Hälfte der Antibiotika wird falsch eingesetzt

Antibiotikaresistenzen nehmen weltweit nach Angaben der Weltgesundheitsorganisation (WHO) alarmierende Ausmaße an. „Die Antibiotikaresistenz droht hundert Jahre medizinischen Fortschritts zunichtezumachen“, warnte WHO-Generaldirektor Tedros Adhanom Ghebreyesus in Genf. Eine Lösung dafür zu finden, sei eine der dringendsten Herausforderungen im Gesundheitsbereich.

Die WHO hat deshalb die vorhandenen Antibiotika in drei neue Kategorien eingeteilt. In der ersten Kategorie benennt sie Mittel, die bei ernsthaften Infektionen gezielt eingesetzt werden sollen. In der zweiten solche, die jedes Gesundheitssystem zwar vorhalten, aber nur in Ausnahmefällen bei bestimmten Infektionen verabreichen sollte. In der dritten Kategorie führt sie die Mittel auf, die nur als letzter Ausweg bei lebensbedrohlichen Erkrankungen genutzt werden sollen.

Antibiotika wirkungslos gegen Viren

In der ersten Kategorie sind Medikamente aufgeführt, die gegen spezifische Mikroorganismen wirken, also keine Breitbandantibiotika. Diese finden sich vor allem in der zweiten und dritten Kategorie. Ärzte müssten laut WHO sparsamer mit ihnen umgehen. So könne das Risiko der Entwicklung von Resistenzen verringert werden.

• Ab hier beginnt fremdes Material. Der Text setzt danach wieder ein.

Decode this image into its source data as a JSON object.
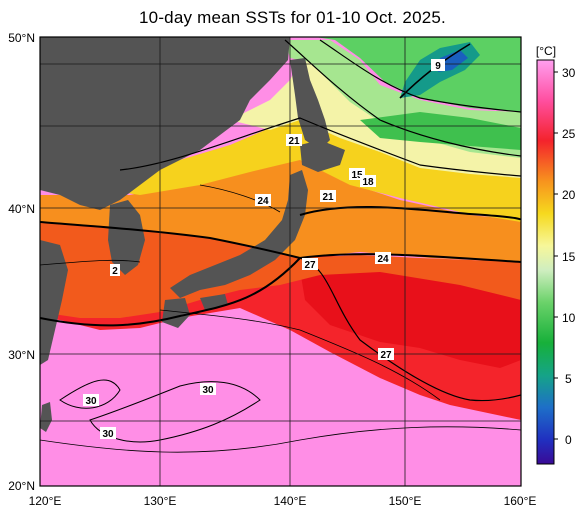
{
  "title": "10-day mean SSTs for 01-10 Oct. 2025.",
  "colorbar": {
    "unit": "[°C]",
    "ticks": [
      "30",
      "25",
      "20",
      "15",
      "10",
      "5",
      "0"
    ]
  },
  "axes": {
    "lat_labels": [
      "50°N",
      "40°N",
      "30°N",
      "20°N"
    ],
    "lon_labels": [
      "120°E",
      "130°E",
      "140°E",
      "150°E",
      "160°E"
    ]
  },
  "contour_labels": [
    "9",
    "21",
    "15",
    "18",
    "21",
    "24",
    "24",
    "27",
    "2",
    "27",
    "30",
    "30",
    "30"
  ],
  "colors": {
    "land": "#545454",
    "frame": "#000000",
    "gridline": "#1a1a1a"
  }
}
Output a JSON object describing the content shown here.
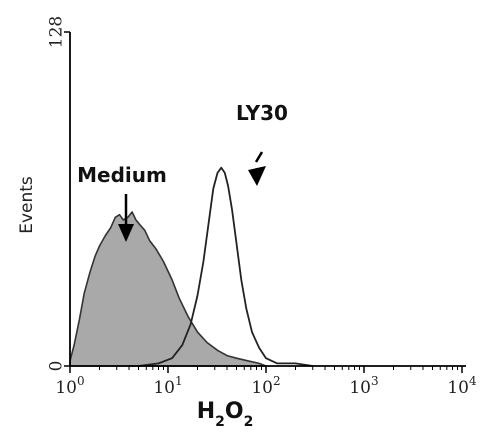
{
  "chart_data": {
    "type": "area",
    "title": "",
    "xlabel": "H2O2",
    "ylabel": "Events",
    "x_scale": "log",
    "xlim": [
      1,
      10000
    ],
    "ylim": [
      0,
      128
    ],
    "x_ticks": [
      "10^0",
      "10^1",
      "10^2",
      "10^3",
      "10^4"
    ],
    "y_ticks": [
      "0",
      "128"
    ],
    "grid": false,
    "series": [
      {
        "name": "Medium",
        "style": "filled-gray",
        "color": "#a9a9a9",
        "x": [
          1.0,
          1.1,
          1.25,
          1.4,
          1.6,
          1.8,
          2.0,
          2.3,
          2.6,
          2.9,
          3.2,
          3.5,
          3.9,
          4.3,
          4.7,
          5.2,
          5.8,
          6.5,
          7.5,
          9.0,
          11,
          13,
          16,
          20,
          25,
          32,
          40,
          50,
          65,
          85,
          100
        ],
        "y": [
          2,
          8,
          18,
          28,
          36,
          42,
          46,
          50,
          53,
          57,
          58,
          56,
          57,
          59,
          56,
          54,
          52,
          48,
          45,
          40,
          33,
          26,
          19,
          13,
          9,
          6,
          4,
          3,
          2,
          1,
          0
        ]
      },
      {
        "name": "LY30",
        "style": "outline",
        "color": "#222222",
        "x": [
          5,
          8,
          11,
          14,
          17,
          20,
          23,
          26,
          29,
          32,
          35,
          38,
          41,
          45,
          50,
          56,
          63,
          72,
          85,
          100,
          130,
          200,
          300
        ],
        "y": [
          0,
          1,
          3,
          8,
          16,
          27,
          40,
          55,
          68,
          74,
          76,
          74,
          69,
          60,
          47,
          33,
          22,
          13,
          7,
          3,
          1,
          1,
          0
        ]
      }
    ],
    "annotations": [
      {
        "text": "Medium",
        "points_to": "Medium"
      },
      {
        "text": "LY30",
        "points_to": "LY30"
      }
    ]
  }
}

Von Antibiotikaresistenz sprechen Ärzte, wenn Patienten auf ein Antibiotikum nicht reagieren, das heißt, wenn die krank machenden Bakterien Wege gefunden haben, dem Antibiotikum zu entgehen. Dass Bakterien Resistenzen entwickeln, ist ein natürlicher Prozess und Teil der Evolution: Treffen die Erreger auf Antibiotika, sollten eigentlich alle absterben. Durch zufällige Mutationen im Erbgut kann es jedoch sein, dass ein paar wenige Schutzmechanismen gegen die Antibiotika aufgebaut haben und überleben. Der viel zu hohe Gebrauch der Medikamente bei Patienten und in der Tiermast beschleunigt diesen Prozess.

Einige Bakterien widerstehen allen Antibiotika, die einstmals gegen sie wirkten. Für Patienten, die sich mit solchen Bakterien infizieren, gibt es dann kaum Heilungschancen.

In vielen Ländern werden nach WHO-Angaben mehr als die Hälfte der Antibiotika falsch eingesetzt. Demnach erhalten Patienten Antibiotika bei Virusinfektionen wie grippalen Infekten, obwohl die Mittel nur bakterielle Infektionen bekämpfen. Außerdem bekommen sie Breitbandantibiotika, wenn ein zielgerichteteres Medikament besser wäre.

Besonders besorgniserregend sei die Ausbreitung von Resistenzen bei Keimen wie Acinetobacter, Escherichia Coli und Klebsiella pneumoniae, die oft in Krankenhäusern zirkulierten. Sie könnten Lungenentzündung, Blutvergiftung und Wundinfektionen verursachen.

Die WHO nennt das neue Klassifizierungssystem AWaRe – das Acronym bildet das englische Verb für „sich bewusst machen“ oder „aufpassen“ nach. Das A steht für Access oder Zugang und steht für die erste Kategorie. Wa steht für Watch oder „beobachten“ und beschreibt die zweite Kategorie. Re steht für Reserve und bedeutet „zurückhalten“, die dritte Kategorie.